Factors like social etiquette, status, and situation can be obstacles to one's thoughts.

The question that bothered me constantly may not be as existential as that of Hamlet’s, nevertheless has nagged me effectively. What does a person do, when he or she knows something for a fact and finds people mouthing the contrary with confidence in public? I know that the simple and straightforward answer to this question is to correct the error/s. However, the process is not as uncomplicated as it appears to be. Factors like social etiquette, status, relationship, time, place and situation can prove to be obstacles for articulating one’s thoughts. It is certainly not a great idea to ruffle feathers of complacency, bruise the egos or jeopardise associations over trivia. On the other hand, donning a poker face on such occasions can cause considerable mental strain.

Since it is a Herculean task to opine without coming across as conceited, I learned the art of keeping my opinions to myself, unless it is sought for. Yet, I must confess that there have been occasions when I have spoken out of turn, much to the chagrin of others.

Once I happened to enter a hall where some people were discussing a poem animatedly. We acknowledged one another and they continued their dialogue on my pet subject. Their interpretation seemed to be off the mark. My latent antenna picked it up. I interjected unceremoniously with my eager elucidation. Stoic silences and stolid stares punctuated the place. Though the situation normalised subsequently, I was disturbed for a long time. 
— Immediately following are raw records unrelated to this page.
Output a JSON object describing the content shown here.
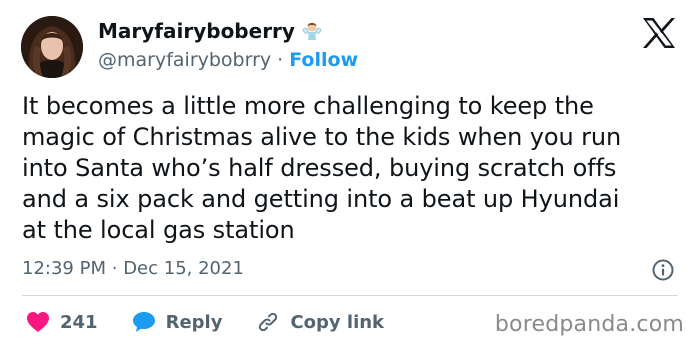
{
  "author": {
    "display_name": "Maryfairyboberry",
    "handle": "@maryfairybobrry",
    "separator": "·",
    "follow_label": "Follow",
    "badge_icon": "fairy-emoji-icon",
    "avatar_icon": "avatar"
  },
  "tweet": {
    "text": "It becomes a little more challenging to keep the\nmagic of Christmas alive to the kids when you run\ninto Santa who’s half dressed, buying scratch offs\nand a six pack and getting into a beat up Hyundai\nat the local gas station",
    "time": "12:39 PM",
    "separator": "·",
    "date": "Dec 15, 2021"
  },
  "actions": {
    "like_count": "241",
    "reply_label": "Reply",
    "copy_link_label": "Copy link"
  },
  "brand": {
    "platform_icon": "x-logo-icon",
    "watermark": "boredpanda.com"
  },
  "colors": {
    "text": "#0f1419",
    "secondary": "#536471",
    "link": "#1d9bf0",
    "like": "#f91880",
    "divider": "#cfd9de"
  }
}
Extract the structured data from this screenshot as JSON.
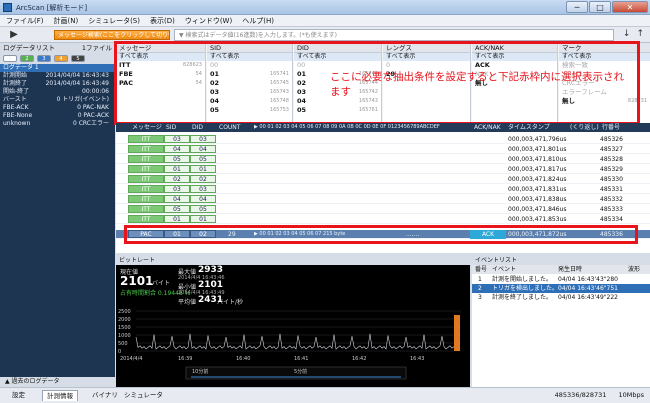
{
  "window": {
    "title": "ArcScan [解析モード]",
    "controls": [
      "─",
      "□",
      "✕"
    ]
  },
  "menu": [
    "ファイル(F)",
    "計画(N)",
    "シミュレータ(S)",
    "表示(D)",
    "ウィンドウ(W)",
    "ヘルプ(H)"
  ],
  "toolbar": {
    "play_icon": "play-icon",
    "message_filter": "メッセージ検索(ここをクリックして切り替え)",
    "search_placeholder": "▼ 検索式はデータ値(16進数)を入力します。(*も使えます)"
  },
  "left_panel": {
    "title": "ログデータリスト",
    "count": "1ファイル",
    "tabs": [
      "1",
      "2",
      "3",
      "4",
      "5"
    ],
    "items": [
      {
        "label": "ログデータ 1",
        "value": ""
      },
      {
        "label": "計測開始",
        "value": "2014/04/04 16:43:43"
      },
      {
        "label": "計測終了",
        "value": "2014/04/04 16:43:49"
      },
      {
        "label": "開始-終了",
        "value": "00:00:06"
      },
      {
        "label": "バースト",
        "value": "0  トリガ(イベント)"
      },
      {
        "label": "FBE-ACK",
        "value": "0  PAC-NAK"
      },
      {
        "label": "FBE-None",
        "value": "0  PAC-ACK"
      },
      {
        "label": "unknown",
        "value": "0  CRCエラー"
      }
    ],
    "footer": "▲ 過去のログデータ"
  },
  "filters": {
    "columns": [
      {
        "title": "メッセージ",
        "all": "すべて表示",
        "rows": [
          {
            "v": "ITT",
            "n": "828623"
          },
          {
            "v": "FBE",
            "n": "54"
          },
          {
            "v": "PAC",
            "n": "54"
          }
        ]
      },
      {
        "title": "SID",
        "all": "すべて表示",
        "rows": [
          {
            "v": "00",
            "n": ""
          },
          {
            "v": "01",
            "n": "165741"
          },
          {
            "v": "02",
            "n": "165745"
          },
          {
            "v": "03",
            "n": "165743"
          },
          {
            "v": "04",
            "n": "165748"
          },
          {
            "v": "05",
            "n": "165753"
          }
        ]
      },
      {
        "title": "DID",
        "all": "すべて表示",
        "rows": [
          {
            "v": "00",
            "n": ""
          },
          {
            "v": "01",
            "n": "165741"
          },
          {
            "v": "02",
            "n": "165744"
          },
          {
            "v": "03",
            "n": "165742"
          },
          {
            "v": "04",
            "n": "165743"
          },
          {
            "v": "05",
            "n": "165761"
          }
        ]
      },
      {
        "title": "レングス",
        "all": "すべて表示",
        "rows": [
          {
            "v": "0",
            "n": ""
          },
          {
            "v": "29",
            "n": ""
          }
        ]
      },
      {
        "title": "ACK/NAK",
        "all": "すべて表示",
        "rows": [
          {
            "v": "ACK",
            "n": ""
          },
          {
            "v": "NAK",
            "n": ""
          },
          {
            "v": "無し",
            "n": ""
          }
        ]
      },
      {
        "title": "マーク",
        "all": "すべて表示",
        "rows": [
          {
            "v": "検索一致",
            "n": ""
          },
          {
            "v": "トリガ",
            "n": ""
          },
          {
            "v": "CRCエラー",
            "n": ""
          },
          {
            "v": "エラーフレーム",
            "n": ""
          },
          {
            "v": "無し",
            "n": "828731"
          }
        ]
      }
    ],
    "annotation": "ここに必要な抽出条件を設定すると下記赤枠内に選択表示されます"
  },
  "grid": {
    "headers": {
      "msg": "メッセージ",
      "sid": "SID",
      "did": "DID",
      "count": "COUNT",
      "data": "▶ 00 01 02 03 04 05 06 07 08 09 0A 0B 0C 0D 0E 0F  0123456789ABCDEF",
      "ack": "ACK/NAK",
      "ts": "タイムスタンプ",
      "diff": "(くり返し)",
      "no": "行番号"
    },
    "rows": [
      {
        "msg": "ITT",
        "sid": "03",
        "did": "03",
        "ts": "000,003,471,796us",
        "no": "485326"
      },
      {
        "msg": "ITT",
        "sid": "04",
        "did": "04",
        "ts": "000,003,471,801us",
        "no": "485327"
      },
      {
        "msg": "ITT",
        "sid": "05",
        "did": "05",
        "ts": "000,003,471,810us",
        "no": "485328"
      },
      {
        "msg": "ITT",
        "sid": "01",
        "did": "01",
        "ts": "000,003,471,817us",
        "no": "485329"
      },
      {
        "msg": "ITT",
        "sid": "02",
        "did": "02",
        "ts": "000,003,471,824us",
        "no": "485330"
      },
      {
        "msg": "ITT",
        "sid": "03",
        "did": "03",
        "ts": "000,003,471,831us",
        "no": "485331"
      },
      {
        "msg": "ITT",
        "sid": "04",
        "did": "04",
        "ts": "000,003,471,838us",
        "no": "485332"
      },
      {
        "msg": "ITT",
        "sid": "05",
        "did": "05",
        "ts": "000,003,471,846us",
        "no": "485333"
      },
      {
        "msg": "ITT",
        "sid": "01",
        "did": "01",
        "ts": "000,003,471,853us",
        "no": "485334"
      }
    ],
    "pac_row": {
      "msg": "PAC",
      "sid": "01",
      "did": "02",
      "count": "29",
      "data": "▶ 00 01 02 03 04 05 06 07    215 byte",
      "dots": ".......",
      "ack": "ACK",
      "ts": "000,003,471,872us",
      "no": "485336"
    }
  },
  "bitrate": {
    "title": "ビットレート",
    "current_label": "現在値",
    "current_value": "2101",
    "unit": "バイト",
    "percent": "占有時間割合 0.19448 %",
    "max_label": "最大値",
    "max_value": "2933",
    "min_label": "最小値",
    "min_value": "2101",
    "avg_label": "平均値",
    "avg_value": "2431",
    "avg_unit": "バイト/秒",
    "max_time": "2014/4/4 16:43:46",
    "min_time": "2014/4/4 16:43:49",
    "y_ticks": [
      "2500",
      "2000",
      "1500",
      "1000",
      "500",
      "0"
    ],
    "x_ticks": [
      "2014/4/4",
      "16:39",
      "16:40",
      "16:41",
      "16:42",
      "16:43"
    ],
    "range_labels": [
      "10分前",
      "5分前"
    ]
  },
  "events": {
    "title": "イベントリスト",
    "headers": [
      "番号",
      "イベント",
      "発生日時",
      "波形"
    ],
    "rows": [
      {
        "no": "1",
        "ev": "計測を開始しました。",
        "at": "04/04 16:43'43\"280"
      },
      {
        "no": "2",
        "ev": "トリガを検出しました。",
        "at": "04/04 16:43'46\"751"
      },
      {
        "no": "3",
        "ev": "計測を終了しました。",
        "at": "04/04 16:43'49\"222"
      }
    ]
  },
  "status": {
    "tabs": [
      "設定",
      "計測情報",
      "バイナリ",
      "シミュレータ"
    ],
    "position": "485336/828731",
    "rate": "10Mbps"
  }
}
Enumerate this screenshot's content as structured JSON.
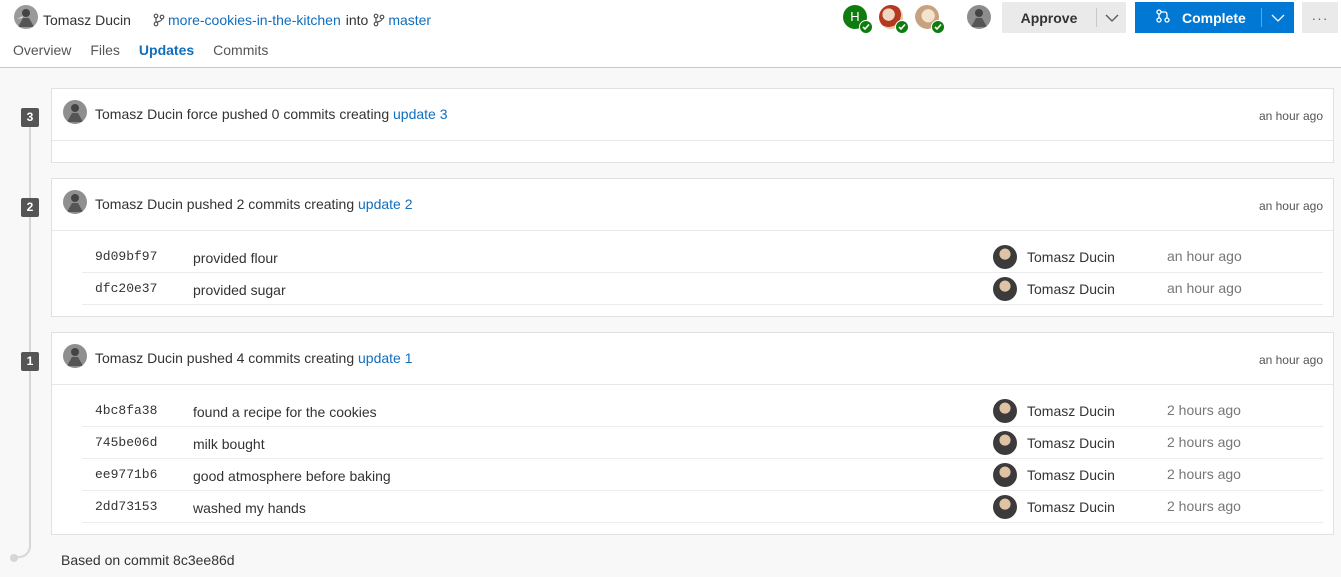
{
  "header": {
    "author_name": "Tomasz Ducin",
    "source_branch": "more-cookies-in-the-kitchen",
    "into_text": "into",
    "target_branch": "master",
    "tabs": [
      {
        "label": "Overview"
      },
      {
        "label": "Files"
      },
      {
        "label": "Updates"
      },
      {
        "label": "Commits"
      }
    ],
    "reviewer_initial": "H",
    "approve_label": "Approve",
    "complete_label": "Complete",
    "more_label": "···"
  },
  "colors": {
    "accent": "#0078d4",
    "link": "#106ebe",
    "approved": "#107c10"
  },
  "updates": [
    {
      "number": "3",
      "title_prefix": "Tomasz Ducin force pushed 0 commits creating",
      "link": "update 3",
      "time": "an hour ago",
      "commits": []
    },
    {
      "number": "2",
      "title_prefix": "Tomasz Ducin pushed 2 commits creating",
      "link": "update 2",
      "time": "an hour ago",
      "commits": [
        {
          "hash": "9d09bf97",
          "message": "provided flour",
          "author": "Tomasz Ducin",
          "time": "an hour ago"
        },
        {
          "hash": "dfc20e37",
          "message": "provided sugar",
          "author": "Tomasz Ducin",
          "time": "an hour ago"
        }
      ]
    },
    {
      "number": "1",
      "title_prefix": "Tomasz Ducin pushed 4 commits creating",
      "link": "update 1",
      "time": "an hour ago",
      "commits": [
        {
          "hash": "4bc8fa38",
          "message": "found a recipe for the cookies",
          "author": "Tomasz Ducin",
          "time": "2 hours ago"
        },
        {
          "hash": "745be06d",
          "message": "milk bought",
          "author": "Tomasz Ducin",
          "time": "2 hours ago"
        },
        {
          "hash": "ee9771b6",
          "message": "good atmosphere before baking",
          "author": "Tomasz Ducin",
          "time": "2 hours ago"
        },
        {
          "hash": "2dd73153",
          "message": "washed my hands",
          "author": "Tomasz Ducin",
          "time": "2 hours ago"
        }
      ]
    }
  ],
  "based_on": "Based on commit 8c3ee86d"
}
This time around, I vowed to find an answer to my dilemma. The universe sent me a response through an authority on mythological paintings. I broached her with my prize question. She recounted an incident. Long ago, she had attended a talk on the Tibetan art, culture and cuisine. Soon after, they were shown a mural of a goddess and were told that it was Saraswathi. Our lady recognised it as goddess Manjushree.

 She gently whispered her finding to her husband. The suave, westernised fellow guests were put off by her temerity. The speaker, who patronisingly encouraged her to talk was embarrassed when she identified the painting correctly. An awkward silence prevailed till the crowd dispersed. Her knowledge landed her in a quandary.Then, she realised that it was not in her power to change the mindsets or responses of people during a short association. So she decided to adhere to the Gandhian principle and “be the change she wanted to see.” and accept her mistakes gracefully and make corrections wherever necessary more conscientiously than ever before. Her resolve clarified my predicament and has hopefully left me a better person.